LLMs are general purpose tools and absolutely are not better than trained models (using the latest techniques) for a specific task. I mean, that's obviously true if you think about it.

You can use similar datasets and the latest model architectures and if you train a model purely for sentiment analysis it will be better than frontier general purpose LLMs for sentiment analysis.

It's really mind-boggling that so many people disagree via downvotes that you compare models and choose the best performing one, independent of the hype ...
I can see a simliarity here in comparing Java/JavaScript/any other modern, more productive language to C. Yes, both can write more or less the same program, but you'll get the same result with less effort and more quickly with the modern languages. Yes, modern languages will always be slower and heavier on resources than C.
That's inaccurate, because traditional sentiment analysis, or rather the entire NLP ecosystem, is a very niche and underoptimized space.
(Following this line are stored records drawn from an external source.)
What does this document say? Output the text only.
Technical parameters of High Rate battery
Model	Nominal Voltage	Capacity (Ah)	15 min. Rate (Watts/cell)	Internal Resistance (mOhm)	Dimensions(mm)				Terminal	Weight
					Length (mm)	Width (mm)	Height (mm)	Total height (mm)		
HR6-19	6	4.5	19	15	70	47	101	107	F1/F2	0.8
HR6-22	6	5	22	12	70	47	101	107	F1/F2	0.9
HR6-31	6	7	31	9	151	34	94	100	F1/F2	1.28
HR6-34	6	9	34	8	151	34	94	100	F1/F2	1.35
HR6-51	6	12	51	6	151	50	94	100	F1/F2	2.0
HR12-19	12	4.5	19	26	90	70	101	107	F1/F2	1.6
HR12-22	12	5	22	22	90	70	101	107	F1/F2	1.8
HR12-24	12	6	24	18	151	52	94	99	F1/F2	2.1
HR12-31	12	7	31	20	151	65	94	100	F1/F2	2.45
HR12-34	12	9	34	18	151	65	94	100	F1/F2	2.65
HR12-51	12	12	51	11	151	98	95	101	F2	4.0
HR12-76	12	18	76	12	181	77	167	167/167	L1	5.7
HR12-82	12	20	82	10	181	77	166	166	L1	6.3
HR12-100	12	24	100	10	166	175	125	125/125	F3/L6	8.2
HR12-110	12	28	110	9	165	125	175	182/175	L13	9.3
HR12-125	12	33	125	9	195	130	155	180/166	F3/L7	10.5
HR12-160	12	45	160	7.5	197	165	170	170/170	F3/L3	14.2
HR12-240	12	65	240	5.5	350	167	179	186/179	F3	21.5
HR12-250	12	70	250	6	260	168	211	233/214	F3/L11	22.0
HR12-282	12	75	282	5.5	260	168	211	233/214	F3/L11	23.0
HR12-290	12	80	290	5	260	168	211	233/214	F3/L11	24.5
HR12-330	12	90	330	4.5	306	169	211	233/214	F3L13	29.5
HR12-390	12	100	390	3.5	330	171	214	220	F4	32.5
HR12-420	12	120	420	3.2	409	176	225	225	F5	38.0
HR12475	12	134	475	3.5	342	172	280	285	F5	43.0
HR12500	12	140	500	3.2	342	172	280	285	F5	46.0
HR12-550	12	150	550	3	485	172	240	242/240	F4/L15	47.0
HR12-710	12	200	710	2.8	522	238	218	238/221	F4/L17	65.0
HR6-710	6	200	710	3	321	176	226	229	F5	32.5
Its not comparing C against Javascript, its comparing Ada against Javascript. Ada is not going to be any faster than javascript because its too niche and therefore underoptimised.

The theoretical minimum computation required by LLMs is far higher than traditional simple NLP algorithms. But the practical computation cost of LLMs will soon be cheaper, because LLMs get so much investment and use, there's massive full-stack optimizations all the way from the GPU to the end libraries.